LLM-Extracted Covariates for Clinical Causal Inference: Rethinking Integration Strategies

arXiv cs.LG / 4/21/2026

📰 NewsIdeas & Deep AnalysisModels & Research

Key Points

  • The study addresses a key limitation of causal inference from EHRs—unmeasured confounding from clinically important states recorded in free text—and proposes using LLMs to extract those states as structured covariates.
  • Using 21,859 sepsis patients from MIMIC-IV, the authors compare seven integration strategies for estimating the effect of early vasopressor initiation on 28-day mortality, including tabular baselines, traditional NLP features, and three LLM-augmented methods.
  • The best-performing approach is to directly augment the propensity score model with LLM-derived covariates, while strategies like dual-caliper matching based on text-derived categorical distances can worsen results by shrinking the donor pool.
  • In semi-synthetic experiments with known ground-truth effects, LLM-augmented propensity scores sharply reduce bias (from 0.0143 to 0.0003) versus tabular-only methods, and the improvement remains under substantial simulated extraction error.
  • On real data, adding LLM-extracted covariates reduces the estimated treatment effect (0.055 to 0.027) in a way that aligns directionally with the CLOVERS randomized trial, and doubly robust estimation (0.019) further supports robustness.

Abstract

Causal inference from electronic health records (EHR) is fundamentally limited by unmeasured confounding: critical clinical states such as frailty, goals of care, and mental status are documented in free-text notes but absent from structured data. Large language models can extract these latent confounders as interpretable, structured covariates, yet how to effectively integrate them into causal estimation pipelines has not been systematically studied. Using the MIMIC-IV database with 21,859 sepsis patients, we compare seven covariate-integration strategies for estimating the effect of early vasopressor initiation on 28-day mortality, spanning tabular-only baselines, traditional NLP representations, and three LLM-augmented approaches. A central finding is that not all integration strategies are equally effective: directly augmenting the propensity score model with LLM covariates achieves the best performance, while dual-caliper matching on text-derived categorical distances restricts the donor pool and degrades estimation.
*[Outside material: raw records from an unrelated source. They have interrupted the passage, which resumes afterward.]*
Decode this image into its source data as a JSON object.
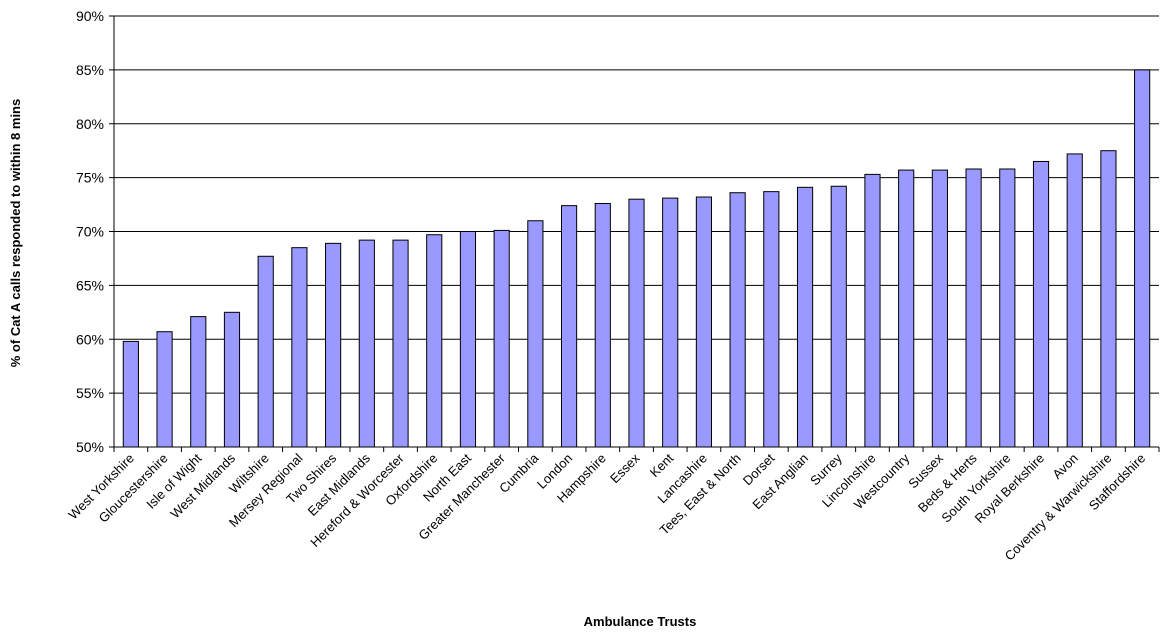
{
  "chart_data": {
    "type": "bar",
    "title": "",
    "xlabel": "Ambulance Trusts",
    "ylabel": "% of Cat A calls responded to within 8 mins",
    "ylim": [
      50,
      90
    ],
    "yticks": [
      50,
      55,
      60,
      65,
      70,
      75,
      80,
      85,
      90
    ],
    "ytick_suffix": "%",
    "grid": true,
    "legend": "none",
    "bar_color": "#9999ff",
    "bar_edge_color": "#000000",
    "categories": [
      "West Yorkshire",
      "Gloucestershire",
      "Isle of Wight",
      "West Midlands",
      "Wiltshire",
      "Mersey Regional",
      "Two Shires",
      "East Midlands",
      "Hereford & Worcester",
      "Oxfordshire",
      "North East",
      "Greater Manchester",
      "Cumbria",
      "London",
      "Hampshire",
      "Essex",
      "Kent",
      "Lancashire",
      "Tees, East & North",
      "Dorset",
      "East Anglian",
      "Surrey",
      "Lincolnshire",
      "Westcountry",
      "Sussex",
      "Beds & Herts",
      "South Yorkshire",
      "Royal Berkshire",
      "Avon",
      "Coventry & Warwickshire",
      "Staffordshire"
    ],
    "values": [
      59.8,
      60.7,
      62.1,
      62.5,
      67.7,
      68.5,
      68.9,
      69.2,
      69.2,
      69.7,
      70.0,
      70.1,
      71.0,
      72.4,
      72.6,
      73.0,
      73.1,
      73.2,
      73.6,
      73.7,
      74.1,
      74.2,
      75.3,
      75.7,
      75.7,
      75.8,
      75.8,
      76.5,
      77.2,
      77.5,
      85.0
    ]
  }
}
In semi-synthetic experiments with known ground-truth effects, LLM-augmented propensity scores reduce estimation bias from 0.0143 to 0.0003 relative to tabular-only methods, and this advantage persists under substantial simulated extraction error. On real data, incorporating LLM-extracted covariates reduces the estimated treatment effect from 0.055 to 0.027, directionally consistent with the CLOVERS randomized trial, and a doubly robust estimator yielding 0.019 confirms the robustness of this finding. Our results offer practical guidance on when and how text-derived covariates improve causal estimation in critical care.